MY LOVE AND HATE RELATIONSHIP WITH MT. QINLING By Nan Shutang
MY LOVE AND HATE RELATIONSHIP WITH MT. QINLING
By Nan Shutang
The reason why I hated it
was because it blocked my view, pretending
to be the end of the world. Still, it served
as a prison where I jailed people and things
that I loved to hate but dared not hate.
I took it all out on Mt.Qinling,
so when I hated you, and you, once, twice, and thrice,
I piled my hatred mountain high;
surely one of Qinling’s peaks was my work.

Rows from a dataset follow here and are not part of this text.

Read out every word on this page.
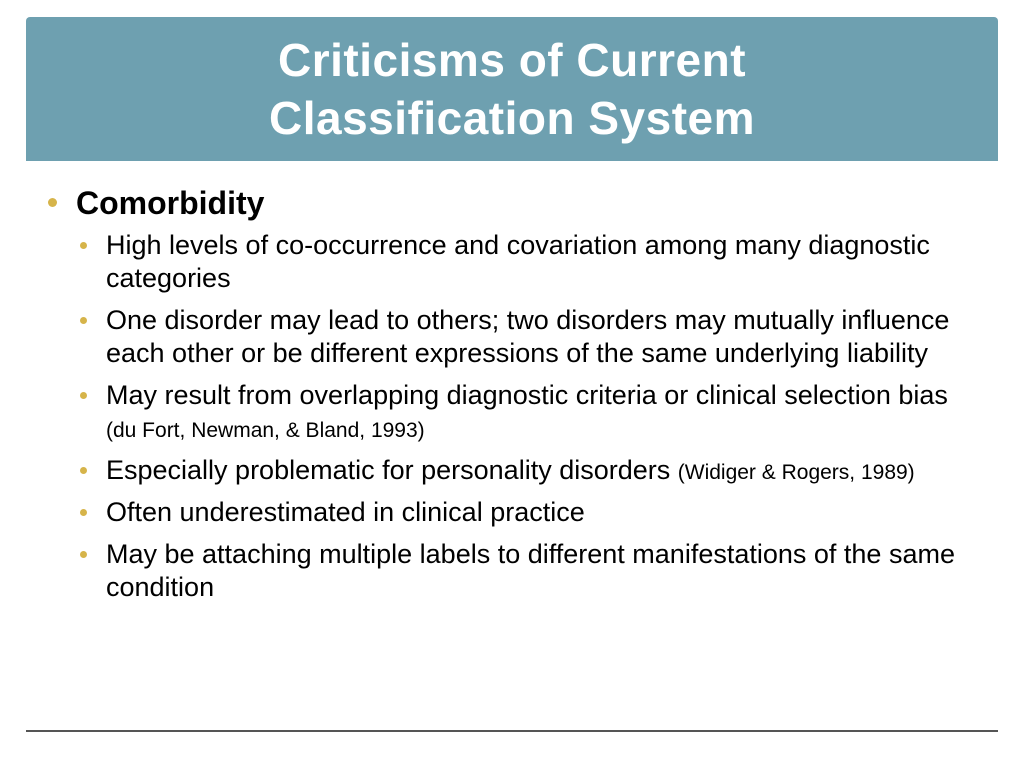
Criticisms of Current
Classification System
Comorbidity
High levels of co-occurrence and covariation among many diagnostic categories
One disorder may lead to others; two disorders may mutually influence each other or be different expressions of the same underlying liability
May result from overlapping diagnostic criteria or clinical selection bias (du Fort, Newman, & Bland, 1993)
Especially problematic for personality disorders (Widiger & Rogers, 1989)
Often underestimated in clinical practice
May be attaching multiple labels to different manifestations of the same condition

Hear the rainless thunder from the mountain,
hear its echoes spreading hatred.
But I loved it, too, though knew not how to say it
the way birds sang their praises
or peach blossoms showed their ardent love.
The craggy headstone and hardy grass
around my father’s grave spoke for my constant love,
which I simply wrote down as a list of words
and arranged them based on a secret formula,
just like a pharmacist writing out a prescription,
then fed them to the spring breeze and autumn wind.
The peak of the mountain is said to grow at a rate of two millimeters per year.
Does that growth partly come from the power of my love?
Nowadays I am more nonchalant,
very little love or hatred involved,
and the mountain seems to treat me just the same way,
listening to me calmly
without a trace of joy or sadness.
Now I can sit down with it snugly
and strike up a conversation.
If my past love and hatred could be returned to me,
I will use that love to backfill the cavities
undermined by hatred, so that we will see,
between the steep cliff faces and deep trenches,
some gentler landforms worthy of our trust.

About the poet:
Nan Shutang, a native of Shangluo, Shaanxi Province, is a member of the China Writers Association and a contracted writer of the Shaanxi Literature Institute.